Police dealings with the mentally ill were brought to the forefront in 2009, when a Hurricane police officer deployed his taser on 32-year-old Brain Layton Cardall as he experienced a bi-polar episode. The episode which led to Cardall's death brought about an ongoing federal court case concerning the Hurricane Police and a call from Utah Governor Gary Herbert to increase police understanding concerning mental illness. During a May 2011 address at the state capitol, Herbert signed a resolution that encouraged all Utah police departments to participate in CIT Academy Training.
According to Holt, the recent training included 40 hours of physician, psychologist, licensed social worker and police instruction. The officers were taught techniques which would increase their awareness of mental health issues and instructed on effective strategies to utilize when encountering mental health consumers. The training further broadened the officer's understanding of legal issues associated with the mentally ill and provided safe intervention and resolution techniques.
"The majority of the time, law enforcement officers are the first individuals to respond when a person is experiencing a mental health crisis," explained Holt. "It is imperative that as many officers as possible receive the training needed to de-escalate these situations, for that reason we saw this training as a must."
All over the state officers were encouraged to take part in the training, as developing a cadre of officers equipped with the skills needed to help someone through a crisis has become a legislative mandate.
"We are proud of the participation shown by our department," said Holt. "Most squads only have a quarter of their officers trained and with this most recent class we now have 75 percent of our officers proficient in CIT certification."
In addition to Sgt. Holt, Officers Shawn Sackett and Kelsey Shumway also completed the training, which given the proposed pay increase, would cost the city $5,670 in annual raises for the department.
"For several years, we have been looking for a way to increase the pay within our local department," said East Carbon Council member David Avery. "During that time we have agreed that merit increases would be the best way to begin leveling our pay structure with what is seen in the rest of the county. Therefore I am inclined to support this increase."

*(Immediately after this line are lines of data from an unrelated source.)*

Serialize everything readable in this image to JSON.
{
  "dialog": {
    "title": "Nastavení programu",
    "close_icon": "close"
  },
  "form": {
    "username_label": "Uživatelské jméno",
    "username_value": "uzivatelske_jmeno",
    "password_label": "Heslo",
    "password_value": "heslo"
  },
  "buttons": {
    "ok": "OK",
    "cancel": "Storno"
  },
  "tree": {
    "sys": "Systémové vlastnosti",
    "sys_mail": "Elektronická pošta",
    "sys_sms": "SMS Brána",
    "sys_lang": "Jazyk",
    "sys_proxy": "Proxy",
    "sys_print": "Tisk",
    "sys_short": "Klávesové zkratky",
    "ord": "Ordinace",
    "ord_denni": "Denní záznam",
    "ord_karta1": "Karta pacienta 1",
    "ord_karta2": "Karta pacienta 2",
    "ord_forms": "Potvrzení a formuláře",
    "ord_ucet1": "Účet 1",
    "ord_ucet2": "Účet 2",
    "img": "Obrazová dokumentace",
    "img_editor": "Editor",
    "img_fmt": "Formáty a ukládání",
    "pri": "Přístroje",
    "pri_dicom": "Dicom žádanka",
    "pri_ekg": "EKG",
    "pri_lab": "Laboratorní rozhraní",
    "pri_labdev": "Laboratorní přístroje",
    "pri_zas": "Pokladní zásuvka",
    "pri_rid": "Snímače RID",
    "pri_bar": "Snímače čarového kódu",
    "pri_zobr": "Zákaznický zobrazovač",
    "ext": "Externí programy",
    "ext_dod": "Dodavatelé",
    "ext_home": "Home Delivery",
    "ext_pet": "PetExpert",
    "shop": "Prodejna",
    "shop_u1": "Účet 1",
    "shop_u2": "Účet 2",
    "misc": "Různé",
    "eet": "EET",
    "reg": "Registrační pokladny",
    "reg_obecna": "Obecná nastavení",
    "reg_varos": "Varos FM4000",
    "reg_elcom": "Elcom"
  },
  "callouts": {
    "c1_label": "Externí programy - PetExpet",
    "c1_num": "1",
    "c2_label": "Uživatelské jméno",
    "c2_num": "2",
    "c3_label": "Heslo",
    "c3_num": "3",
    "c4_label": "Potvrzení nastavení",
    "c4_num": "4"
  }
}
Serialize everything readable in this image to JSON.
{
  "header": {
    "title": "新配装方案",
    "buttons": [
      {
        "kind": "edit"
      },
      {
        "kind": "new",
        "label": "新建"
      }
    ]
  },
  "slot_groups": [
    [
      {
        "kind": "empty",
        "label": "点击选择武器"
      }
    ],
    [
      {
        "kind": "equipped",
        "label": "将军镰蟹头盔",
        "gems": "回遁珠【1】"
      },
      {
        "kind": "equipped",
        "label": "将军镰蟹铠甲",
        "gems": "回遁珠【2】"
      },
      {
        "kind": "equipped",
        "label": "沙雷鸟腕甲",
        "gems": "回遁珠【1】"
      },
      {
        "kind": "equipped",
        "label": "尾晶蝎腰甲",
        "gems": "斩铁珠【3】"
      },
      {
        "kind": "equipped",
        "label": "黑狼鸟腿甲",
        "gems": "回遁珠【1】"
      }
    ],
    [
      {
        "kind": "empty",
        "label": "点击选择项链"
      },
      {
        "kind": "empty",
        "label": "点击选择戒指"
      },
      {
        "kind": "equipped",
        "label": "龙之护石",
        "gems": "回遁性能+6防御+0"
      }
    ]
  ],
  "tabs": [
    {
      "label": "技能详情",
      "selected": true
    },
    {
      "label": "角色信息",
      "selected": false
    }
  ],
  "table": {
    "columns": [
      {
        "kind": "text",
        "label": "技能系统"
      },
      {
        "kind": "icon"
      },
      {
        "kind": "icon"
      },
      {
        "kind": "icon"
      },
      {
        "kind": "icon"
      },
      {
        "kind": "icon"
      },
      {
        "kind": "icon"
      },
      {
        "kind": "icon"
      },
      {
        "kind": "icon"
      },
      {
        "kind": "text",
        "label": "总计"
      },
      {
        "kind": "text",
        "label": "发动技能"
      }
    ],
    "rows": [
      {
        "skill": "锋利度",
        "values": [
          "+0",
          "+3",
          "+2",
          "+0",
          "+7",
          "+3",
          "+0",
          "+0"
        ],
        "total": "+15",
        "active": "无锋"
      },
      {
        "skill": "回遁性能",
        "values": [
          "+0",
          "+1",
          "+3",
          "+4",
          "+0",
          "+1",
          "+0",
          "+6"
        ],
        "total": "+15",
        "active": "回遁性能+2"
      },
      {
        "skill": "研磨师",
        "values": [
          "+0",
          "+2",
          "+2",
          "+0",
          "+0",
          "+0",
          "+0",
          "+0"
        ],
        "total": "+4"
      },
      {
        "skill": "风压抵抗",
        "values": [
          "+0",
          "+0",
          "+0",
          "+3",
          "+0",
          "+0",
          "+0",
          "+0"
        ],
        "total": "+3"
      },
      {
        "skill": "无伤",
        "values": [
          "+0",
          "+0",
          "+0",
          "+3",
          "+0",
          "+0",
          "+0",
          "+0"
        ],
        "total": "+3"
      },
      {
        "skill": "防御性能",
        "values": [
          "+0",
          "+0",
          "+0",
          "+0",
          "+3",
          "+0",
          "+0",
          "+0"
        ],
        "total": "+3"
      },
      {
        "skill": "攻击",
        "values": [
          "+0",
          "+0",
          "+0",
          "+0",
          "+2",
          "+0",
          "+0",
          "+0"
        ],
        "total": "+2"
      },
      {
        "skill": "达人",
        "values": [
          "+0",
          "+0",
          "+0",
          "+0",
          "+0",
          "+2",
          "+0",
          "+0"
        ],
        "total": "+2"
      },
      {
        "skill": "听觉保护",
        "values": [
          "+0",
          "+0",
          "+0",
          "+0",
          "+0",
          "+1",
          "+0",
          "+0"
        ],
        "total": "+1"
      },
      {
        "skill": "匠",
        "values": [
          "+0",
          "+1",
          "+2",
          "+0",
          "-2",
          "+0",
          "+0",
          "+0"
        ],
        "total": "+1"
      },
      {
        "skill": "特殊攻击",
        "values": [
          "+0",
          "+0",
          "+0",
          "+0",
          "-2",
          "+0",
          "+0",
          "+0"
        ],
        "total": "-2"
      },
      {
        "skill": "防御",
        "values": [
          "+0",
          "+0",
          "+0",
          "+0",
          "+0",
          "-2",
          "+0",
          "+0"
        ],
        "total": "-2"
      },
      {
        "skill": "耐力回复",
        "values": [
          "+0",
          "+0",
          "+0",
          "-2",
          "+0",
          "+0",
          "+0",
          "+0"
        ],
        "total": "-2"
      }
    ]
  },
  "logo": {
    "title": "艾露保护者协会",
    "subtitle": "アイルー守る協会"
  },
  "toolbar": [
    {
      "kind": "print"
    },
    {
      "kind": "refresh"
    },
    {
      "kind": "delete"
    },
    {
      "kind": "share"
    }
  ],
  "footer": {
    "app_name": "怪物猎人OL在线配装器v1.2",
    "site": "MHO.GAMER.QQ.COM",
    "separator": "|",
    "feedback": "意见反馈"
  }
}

Avery's thoughts were echoed by council member's Andy Urbanik and Darrel Valdez, who sat in as Mayor Pro-Tem during the session.
"I have participated in 40 hour training sessions such as this one and they require a lot of work and determination," explained Valdez. "This type of training is valuable for the department and should be rewarded."
Following the Holt's presentation, the council voted unanimously to accept the department's request for a pay increase.